Treble hooks are special three-pointed hooks useful in live baiting. These hooks will attach themselves a lot easier to a fish’s mouth. When a fish strikes a live bait it may be so quick that it may miss a normal hook’s single point; not so with a treble. They are often found in plugs for these reasons. Some fishermen frown on using trebles because they claim they are less sporting. Well I guess you can see by me boat’s name that I don’t fall into that group.

Hopefully next time you walk into that fishing tackle aisle, you’ll be prepared to make a quick hook selection for you fishing plans.


----------



## Joeseminole18 (Feb 26, 2003)

Thank you sir, I knew when I hear, "you've got mail" and it was a reply to my thread, it had to be you.


----------



## Kozlow (Oct 25, 2002)

Just wanna help you out of your no fish zone .

Reposted a good shrimp rigging link at the top of my reply.


----------



## Joeseminole18 (Feb 26, 2003)

Great minds think alike, because I just got done looking at that very website....


----------



## Redsgurl (Nov 3, 2003)

Cool......... The article was very informative..... Thanks...... I have a question though.. Have the reg's changed? I know at one point, it was illegal for us to fish a treble with live bait..... 

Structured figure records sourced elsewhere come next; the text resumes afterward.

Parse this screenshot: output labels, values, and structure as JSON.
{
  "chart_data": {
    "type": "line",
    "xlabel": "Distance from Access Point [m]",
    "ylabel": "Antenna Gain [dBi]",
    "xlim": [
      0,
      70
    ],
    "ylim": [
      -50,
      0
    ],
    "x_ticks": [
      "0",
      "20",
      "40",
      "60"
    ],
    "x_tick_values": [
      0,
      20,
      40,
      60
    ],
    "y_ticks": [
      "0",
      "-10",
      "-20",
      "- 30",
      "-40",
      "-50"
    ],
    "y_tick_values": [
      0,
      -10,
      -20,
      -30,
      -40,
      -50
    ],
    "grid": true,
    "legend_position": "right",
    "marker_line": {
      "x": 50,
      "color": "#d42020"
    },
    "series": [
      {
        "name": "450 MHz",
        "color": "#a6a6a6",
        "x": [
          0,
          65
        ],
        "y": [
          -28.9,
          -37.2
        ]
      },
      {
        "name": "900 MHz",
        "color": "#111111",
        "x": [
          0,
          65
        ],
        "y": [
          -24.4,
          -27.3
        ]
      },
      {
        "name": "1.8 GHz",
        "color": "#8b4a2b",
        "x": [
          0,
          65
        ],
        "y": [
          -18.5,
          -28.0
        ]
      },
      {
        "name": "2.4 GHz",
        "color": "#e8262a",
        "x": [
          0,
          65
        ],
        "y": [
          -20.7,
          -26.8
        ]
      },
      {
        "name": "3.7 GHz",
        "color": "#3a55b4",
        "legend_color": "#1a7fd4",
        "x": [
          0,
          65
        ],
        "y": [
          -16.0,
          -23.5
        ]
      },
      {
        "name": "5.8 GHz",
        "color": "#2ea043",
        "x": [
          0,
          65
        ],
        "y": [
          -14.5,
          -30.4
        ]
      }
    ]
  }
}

Just got off of the phone with FWC, concerning the treble hook issue. Maybe in Isla., you can use a treble hook with live bait, but in Brevard, the only time you can use a treble hook is when fishing with artificials. This includes no trebles when fishing with dead bait. Just a lil head's up. I'd hate for a good day of fishing to be spoiled by the guy in the green truck writing ya up. If you have any further questions, they can be reached at 321-383-2740.


----------



## wtf.over (Oct 7, 2003)

That's good info to know about trebles and non-artificial bait. On a related note, I've been wondering about replacing treble hooks with some of those double hooks I've seen. I hate it when I use a lure that has two trebles on it and the treble that the fish didn't get hooked on causes a lot of damage to the fish. I've pretty much given up on using any lure that has more than one treble for that reason.


----------



## Redsgurl (Nov 3, 2003)

I'm not much of an artificial user, and haven't noticed the double hooks. I do have a couple of Devil Horse's I need to re-do though. I'll look for those instead of the treble. good idea.
Suz


----------



## jiaoyi (Aug 19, 2010)

very useful


Kozlow said:


> Courtesy of
> Waldo "Double Treble" Tejera. Islamorada Sport Fishing Online contributing writer.
> 
> Shrimp Rigging
> ...


----------



## Jigmaster (Apr 3, 2006)

*Shrimp*

Lg/Jumbo selects hook just above the tail.

Small/med shrimp hook through the horn AVOID the dark spot he will die.

Use the smallest hook possible on live Bait i like a J Hook.

If they die and you peel them i pref Circles.

Small shrimp 1/0 larger 2/0


----------